Conto Travesti - O personagem e as ruínas


Eu estou participando de uma Oficina de Contos ministrada pela escritora Cintia Moscovich, aqui em Porto Alegre.

No primeiro dia de aula a professora colocou como desafio a criação de um personagem que deverá aparecer em todos os contos que iremos escrever durante a Oficina.

A cada aula ela estabelece um título e nós temos que desenvolver uma história a partir daí.

É uma coisa muito louca pois não sabemos o que ela vai definir como mote para  o conto semanal.

Já estamos no conto numero cinco .

O personagem que eu criei é o Francisco / Talitha,  um  travesti perigoso.  

Até agora o personagem apareceu como crliança, adulto e adolescente - não sei se aparecera como velho e/ou se morrerá no final da Oficina.

Esta é minha primeira oficina de contos, portanto não tenho nenhuma pretensão de me apresentar como um sábio escritor. 

A verdade é que, depois de reler o que submeti à mestra, fico chocado por ter deixado passar várias  coisas que não me agradam.  Mas, como se diz, bola pra frente.

O primeiro título é : O PERSONAGEM E AS RUINAS

( Obs : Maria Degolada e Azenha são bairros de Porto Alegre)

Depois de caminhar desde a Maria Degolada até a Azenha, Francisco sentou-se na imponente escadaria da Igreja Universal da Oscar Pereira e amaldiçoou sua mãe.
- Aquela puta... puta.
 Sua cara ainda ardia com a marca da última porrada.  Maria era um mulher grande e sua mão tinha o peso de um tijolo.
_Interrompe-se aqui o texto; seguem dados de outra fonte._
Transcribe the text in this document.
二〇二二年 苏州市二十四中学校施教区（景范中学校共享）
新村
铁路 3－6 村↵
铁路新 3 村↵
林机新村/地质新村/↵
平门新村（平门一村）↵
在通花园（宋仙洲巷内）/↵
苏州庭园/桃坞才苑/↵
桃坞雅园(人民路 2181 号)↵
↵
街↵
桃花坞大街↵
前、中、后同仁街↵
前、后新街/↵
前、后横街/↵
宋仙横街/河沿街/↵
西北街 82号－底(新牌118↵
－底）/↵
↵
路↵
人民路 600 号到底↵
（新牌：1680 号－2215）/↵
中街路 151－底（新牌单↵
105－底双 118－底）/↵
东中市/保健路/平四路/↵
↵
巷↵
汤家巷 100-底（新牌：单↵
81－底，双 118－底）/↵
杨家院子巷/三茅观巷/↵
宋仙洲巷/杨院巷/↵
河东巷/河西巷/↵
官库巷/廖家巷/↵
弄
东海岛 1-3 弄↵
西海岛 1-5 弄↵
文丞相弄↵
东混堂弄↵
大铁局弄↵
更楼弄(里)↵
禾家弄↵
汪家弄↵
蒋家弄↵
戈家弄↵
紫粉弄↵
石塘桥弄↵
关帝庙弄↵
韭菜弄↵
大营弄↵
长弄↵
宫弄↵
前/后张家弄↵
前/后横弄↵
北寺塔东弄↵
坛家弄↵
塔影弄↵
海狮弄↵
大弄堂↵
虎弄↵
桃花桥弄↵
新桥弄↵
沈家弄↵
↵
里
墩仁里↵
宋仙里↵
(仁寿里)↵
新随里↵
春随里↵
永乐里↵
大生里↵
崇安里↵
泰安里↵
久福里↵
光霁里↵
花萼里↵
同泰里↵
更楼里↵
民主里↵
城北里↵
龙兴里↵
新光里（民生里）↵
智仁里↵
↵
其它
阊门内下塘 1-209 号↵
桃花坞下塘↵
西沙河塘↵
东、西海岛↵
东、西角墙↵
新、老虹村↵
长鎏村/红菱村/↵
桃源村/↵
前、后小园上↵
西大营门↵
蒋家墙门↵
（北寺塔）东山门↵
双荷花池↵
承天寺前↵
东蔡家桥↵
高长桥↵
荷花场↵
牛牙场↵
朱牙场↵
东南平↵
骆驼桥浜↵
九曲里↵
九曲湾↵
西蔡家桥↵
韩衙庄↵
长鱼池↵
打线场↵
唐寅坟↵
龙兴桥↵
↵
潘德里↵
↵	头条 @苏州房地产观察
E ela sabia bater. Fechava a mão e baixava a lenha  sem dó, sem cuidar onde os golpes pegavam. Francisco tentava se proteger, mas seus braços finos, quase raquíticos, eram escudos de ar frente à força heróica da mãe.

 Sentido o sal amargar sua boca, chacoalhou a cabeça como se quisesse expulsar da moleira os berros histéricos  daquela vadia.

-  12 anos e já é puto ? Meu Deus, o que eu fiz para merecer isto ? Um filho veado que quer ser mulher ? Já não basta eu ter me fodido com aquele bosta de negrão do teu pai, agora ainda tenho que aturar isto ? Aqui em casa  não ! Se tu quer ser puto, vai ser na rua !

Novamente foi pego os beijos com Walace – o garoto de 15 anos que morava no barraco ao lado. Na primeira vez Maria o tinha trancado no quarto e aplicado uma sova que o deixou doído três dias.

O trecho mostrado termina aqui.